Mal shrugged softly. ‘That doesn’t mean it hurts any less.’
A faint, wistful smile tugged at his lips. ‘I suppose you’re right.’
‘What was she like?’
His eyes brightened, warmed by some long-buried light. ‘Scary,’ he said, the corner of his mouth curving upwards, almost fond. ‘And stubborn. She never listened to me. You remind me of her a little.’
Mal felt her own lips twitch into a reluctant smile. ‘I’ll take that as a compliment.’
‘You should.’
She turned back towards the endless sprawl of forest, unwilling to meet the weight of that smile. It tugged at her heart in ways she did not care to name. ‘I still can’t awaken my witch powers,’ she admitted, frustration sharp in her tone. ‘I can’t keep wasting time. I need you to help me, to teach me to master my godlike abilities in case…’
‘In case what?’ he asked, his voice softer now, careful.
‘In case I can’t become the God-Killer.’
Thanatos nodded but turned his attention away, his expression pensive, as though weighing words he did not want to speak. When they came, they were hushed, hesitant. ‘Why do you want to be the God-Killer?’
‘To stop the gods.’
He sighed, the sound heavy as stone. ‘They say that to bearthe mantle of the God-Killer… you must surrender a part of yourself. That the power required is so immense it rots the mind, warps the soul. That you will no longer be who you were.’

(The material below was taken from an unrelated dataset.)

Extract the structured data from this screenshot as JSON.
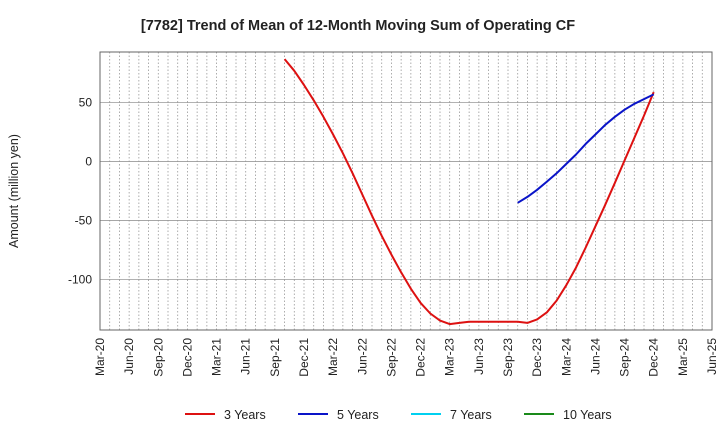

Mal frowned and glanced down at her hands, trembling faintly, traitors to a fear she had never known until recently. ‘Is that why you’re so reluctant to teach me? Because you fear I’ll become… something else?’
Thanatos gave a slow, silent nod.
Mal bit her lip, feeling as though her world were splintering, each piece falling into a dark abyss she could not reach. She swallowed her fears, burying them deep in that hidden place within her where all her secrets slept, silent and suffocating.
‘It frightens me too,’ she confessed, her voice soft, almost breaking. ‘What I might become… what I might lose of myself. But what terrifies me more is something happening to those I love. If I hold the power to save them… why wouldn’t I use it? Wouldn’t you?’ She turned to him, her eyes luminous with desperate hope, as though he might finally understand, finally help her. ‘If you had the strength to protect those you love, wouldn’t you do anything to make it happen? Even if it meant destroying yourself in the process?’
‘Mm,’ Thanatos murmured, eyes dark and thoughtful. ‘But those I love… would they truly want to lose me?’
Her fragile hope cracked, splinter by splinter, as she turned back to the view beyond the window. He would not help her, she thought bitterly. She would return to her loved ones powerless, relying on nothing but steel and stubbornness, and she would fight for them anyway, because turning her back on them was never an option.
When Thanatos’ hand reached for hers, she almost jumped.The touch was so achingly gentle that she froze. Thanatos was rarely gentle; he was sharp edges and shadows. Yet with her, lately, he seemed to know softness.
‘I’ll help you,’ he whispered.
Mal’s eyes widened, narrowing soon after with suspicion. ‘Why? You’ve been reluctant from the beginning. Why now? Why so willing?’
He gave her a small, almost tender smile as he withdrew his hand.
‘Because I’d do anything to chase the sadness from your eyes, Melinoe,’ he said, his gaze fixed on the distant horizon rather than on her. ‘I want to see you smile… even if it’s only once.’
‘And you’re not afraid? Afraid of what I might become if I’m corrupted?’
‘I am,’ he admitted, finally meeting her eyes. Mal’s heart constricted painfully at the sight of him, so full of emotion, longing, and an unspoken fear that seemed to wound him as he said, ‘But if I don’t help you, and you go back without your powers… I fear that more. I fear something happening to you.’
‘Why do you care so much?’ she asked, the words quiet, almost trembling.
Thanatos looked away, lips curling into a scoff that did nothing to hide the tension in his jaw. ‘Silly question, woman.’
But as Mal turned from him, she saw his hand lift instinctively to the ring that hung from the chain at his neck, fingers curling tightly around it as though it were the only anchor holding him together.
…
‘When will you teach me to read your thoughts?’ Mal asked, hours later, as she followed him into the barren expanse beyondthe castle. The land stretched wide and colourless, a graveyard of dead grass and ashen soil. No wind stirred. No life dared breathe there, only a hollow stillness that clung to the air.